Il burnout non può essere considerato riduttivamente come la risultante di uno stato di
stress, termine ormai diffusissimo con il quale inizialmente sono state indicate le
reazioni fisiologiche aspecifiche che l’organiamo dà come riposta a richieste di
modificazione. L’organiamo ha dei limiti stabiliti entro cui può sopportare la tensione;
superati questi cerca di ripristinare un equilibrio che sente minacciato. In generale lo
stress si caratterizza per la progressione di tre stadi: la reazione d’allarme, la resistenza
o adattamento e l’esaurimento. Durante il primo stadio, ovvero la reazione d’allarme,
l’organismo avverte l’azione degli stressor e reagisce per mantenere l’equilibrio
omeostatico. La resistenza è la seconda fase, in cui si verifica l’adattamento alla nuova
situazione. Se però l’investimento di energie richiesto per resistere è eccessivo o
improduttivo l’organismo cede. Se si arriva a questa fase può insorgere un ventaglio
piuttosto ampio di malattie psicosomatiche.
Generalmente alla parala stress è associato un significato negativo; anche se non è
affatto lontano dalla realtà occorrerà considerare che questo fenomeno ha due
dimensioni, che hanno conseguenze diverse sulla Sindrome Generale di Adattamento:
l’eustress e il distress. L’eustress produce effetti positivi poiché agisce stimolando il
miglioramento nella capacità di rispondere attivamente; il distress è invece un fattore
che produce demotivazione, depressione ecc.

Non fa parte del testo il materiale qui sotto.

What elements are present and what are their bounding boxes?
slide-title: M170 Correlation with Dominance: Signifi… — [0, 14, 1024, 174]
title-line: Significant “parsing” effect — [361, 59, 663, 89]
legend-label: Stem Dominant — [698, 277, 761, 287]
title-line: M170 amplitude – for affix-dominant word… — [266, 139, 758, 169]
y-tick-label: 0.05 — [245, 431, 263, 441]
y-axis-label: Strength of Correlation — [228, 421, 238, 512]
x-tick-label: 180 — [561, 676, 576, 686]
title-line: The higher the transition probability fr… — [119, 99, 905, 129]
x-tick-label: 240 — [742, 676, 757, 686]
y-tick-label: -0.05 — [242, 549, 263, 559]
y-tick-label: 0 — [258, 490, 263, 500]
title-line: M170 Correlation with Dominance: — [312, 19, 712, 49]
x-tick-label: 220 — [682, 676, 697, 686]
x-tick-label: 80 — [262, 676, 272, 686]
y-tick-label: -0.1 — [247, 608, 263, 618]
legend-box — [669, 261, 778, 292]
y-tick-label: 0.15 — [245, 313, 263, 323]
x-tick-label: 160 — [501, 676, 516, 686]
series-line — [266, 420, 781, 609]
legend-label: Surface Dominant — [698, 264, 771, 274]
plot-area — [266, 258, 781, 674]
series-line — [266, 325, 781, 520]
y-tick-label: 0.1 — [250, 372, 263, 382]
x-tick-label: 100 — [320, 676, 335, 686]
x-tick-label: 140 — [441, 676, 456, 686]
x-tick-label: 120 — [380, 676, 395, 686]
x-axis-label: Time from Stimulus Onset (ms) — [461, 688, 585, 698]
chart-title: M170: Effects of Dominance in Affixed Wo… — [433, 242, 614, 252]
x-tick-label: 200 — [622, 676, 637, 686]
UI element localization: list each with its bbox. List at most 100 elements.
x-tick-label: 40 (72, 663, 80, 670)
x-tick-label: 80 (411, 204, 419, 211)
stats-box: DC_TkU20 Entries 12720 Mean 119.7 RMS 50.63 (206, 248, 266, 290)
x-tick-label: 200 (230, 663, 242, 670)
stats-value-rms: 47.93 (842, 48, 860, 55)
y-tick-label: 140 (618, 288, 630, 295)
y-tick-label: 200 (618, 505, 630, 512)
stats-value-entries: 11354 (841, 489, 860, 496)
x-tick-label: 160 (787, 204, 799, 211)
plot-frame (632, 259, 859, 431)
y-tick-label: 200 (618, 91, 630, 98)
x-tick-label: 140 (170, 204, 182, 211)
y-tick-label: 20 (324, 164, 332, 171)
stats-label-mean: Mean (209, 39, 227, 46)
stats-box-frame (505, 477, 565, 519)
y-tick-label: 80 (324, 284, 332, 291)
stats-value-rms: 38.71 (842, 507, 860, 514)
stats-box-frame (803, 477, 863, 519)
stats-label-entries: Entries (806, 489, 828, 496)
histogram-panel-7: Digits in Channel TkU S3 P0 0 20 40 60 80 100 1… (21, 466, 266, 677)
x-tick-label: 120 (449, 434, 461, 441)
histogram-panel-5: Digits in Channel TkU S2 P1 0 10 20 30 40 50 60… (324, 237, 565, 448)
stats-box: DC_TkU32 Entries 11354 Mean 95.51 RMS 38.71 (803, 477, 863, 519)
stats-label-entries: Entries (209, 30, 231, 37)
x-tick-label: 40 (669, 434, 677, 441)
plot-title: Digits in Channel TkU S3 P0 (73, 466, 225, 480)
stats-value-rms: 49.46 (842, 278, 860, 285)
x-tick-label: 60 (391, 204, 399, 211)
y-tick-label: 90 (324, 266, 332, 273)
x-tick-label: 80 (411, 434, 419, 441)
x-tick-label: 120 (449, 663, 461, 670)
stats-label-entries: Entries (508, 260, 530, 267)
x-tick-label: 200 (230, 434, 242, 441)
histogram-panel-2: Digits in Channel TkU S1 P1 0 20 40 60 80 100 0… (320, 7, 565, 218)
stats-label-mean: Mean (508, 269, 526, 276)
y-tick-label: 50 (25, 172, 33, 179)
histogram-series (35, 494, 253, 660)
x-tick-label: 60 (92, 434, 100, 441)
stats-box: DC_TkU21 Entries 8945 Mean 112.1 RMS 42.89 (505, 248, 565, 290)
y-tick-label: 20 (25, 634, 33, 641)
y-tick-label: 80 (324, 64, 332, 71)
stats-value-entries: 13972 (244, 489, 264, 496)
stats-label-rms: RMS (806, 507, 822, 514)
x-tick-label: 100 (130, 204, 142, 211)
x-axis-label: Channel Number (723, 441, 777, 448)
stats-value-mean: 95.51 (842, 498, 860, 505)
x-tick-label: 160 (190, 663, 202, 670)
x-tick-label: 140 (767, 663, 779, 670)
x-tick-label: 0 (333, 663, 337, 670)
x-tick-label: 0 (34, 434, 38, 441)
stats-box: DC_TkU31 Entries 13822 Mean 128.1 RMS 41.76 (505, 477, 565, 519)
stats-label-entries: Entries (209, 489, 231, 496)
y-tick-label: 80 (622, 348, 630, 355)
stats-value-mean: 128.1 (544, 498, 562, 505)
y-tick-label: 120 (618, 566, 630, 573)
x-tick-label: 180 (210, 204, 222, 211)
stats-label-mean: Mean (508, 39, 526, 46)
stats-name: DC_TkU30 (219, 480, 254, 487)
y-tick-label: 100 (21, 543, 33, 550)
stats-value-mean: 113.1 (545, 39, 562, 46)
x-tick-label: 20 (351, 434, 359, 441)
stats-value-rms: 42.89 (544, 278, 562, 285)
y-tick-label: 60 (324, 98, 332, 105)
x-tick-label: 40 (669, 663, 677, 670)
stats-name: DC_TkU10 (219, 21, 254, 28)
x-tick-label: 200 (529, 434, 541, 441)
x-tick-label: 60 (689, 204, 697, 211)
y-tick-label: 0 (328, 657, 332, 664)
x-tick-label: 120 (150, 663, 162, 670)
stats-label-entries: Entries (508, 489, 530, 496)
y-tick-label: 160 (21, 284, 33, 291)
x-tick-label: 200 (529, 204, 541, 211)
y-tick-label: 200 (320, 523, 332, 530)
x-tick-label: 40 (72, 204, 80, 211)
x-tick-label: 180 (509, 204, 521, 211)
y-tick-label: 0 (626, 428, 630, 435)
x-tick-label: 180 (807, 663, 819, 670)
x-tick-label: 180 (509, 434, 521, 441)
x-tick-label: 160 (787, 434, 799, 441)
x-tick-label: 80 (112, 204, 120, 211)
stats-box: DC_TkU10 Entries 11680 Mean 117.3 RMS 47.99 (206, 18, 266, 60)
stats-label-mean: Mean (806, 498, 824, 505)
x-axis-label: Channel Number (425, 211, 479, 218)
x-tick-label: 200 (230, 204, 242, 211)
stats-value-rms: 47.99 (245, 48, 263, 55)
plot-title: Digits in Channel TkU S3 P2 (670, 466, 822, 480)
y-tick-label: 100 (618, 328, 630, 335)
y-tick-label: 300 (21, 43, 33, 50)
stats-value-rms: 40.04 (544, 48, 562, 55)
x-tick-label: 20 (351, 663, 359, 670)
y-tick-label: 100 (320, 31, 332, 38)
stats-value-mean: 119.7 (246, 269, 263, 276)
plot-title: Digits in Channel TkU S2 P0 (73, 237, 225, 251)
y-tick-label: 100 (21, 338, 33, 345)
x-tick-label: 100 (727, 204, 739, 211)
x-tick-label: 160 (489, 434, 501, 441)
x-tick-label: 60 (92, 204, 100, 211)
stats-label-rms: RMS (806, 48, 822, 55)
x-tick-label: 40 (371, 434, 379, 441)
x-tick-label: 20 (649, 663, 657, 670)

Lo sviluppo degli studi su questa sindrome ha tuttavia messo in luce come lo stress non
possa essere considerato una risposta aspecifica e generica, poiché è il prodotto di
molteplici variabili e di diversi fattori psicosociali. Questi devono essere
necessariamente presi in considerazione se si vuole agire per ridurre ed eliminare questo
agente e, ancora di più, se si vogliono creare condizioni per prevenirne l’insorgenza e la
sua trasformazione in burnout, in considerazione dei costi sociali altissimi che queste
problematiche comportano nel mondo del lavoro in genere e nella scuola in particolare.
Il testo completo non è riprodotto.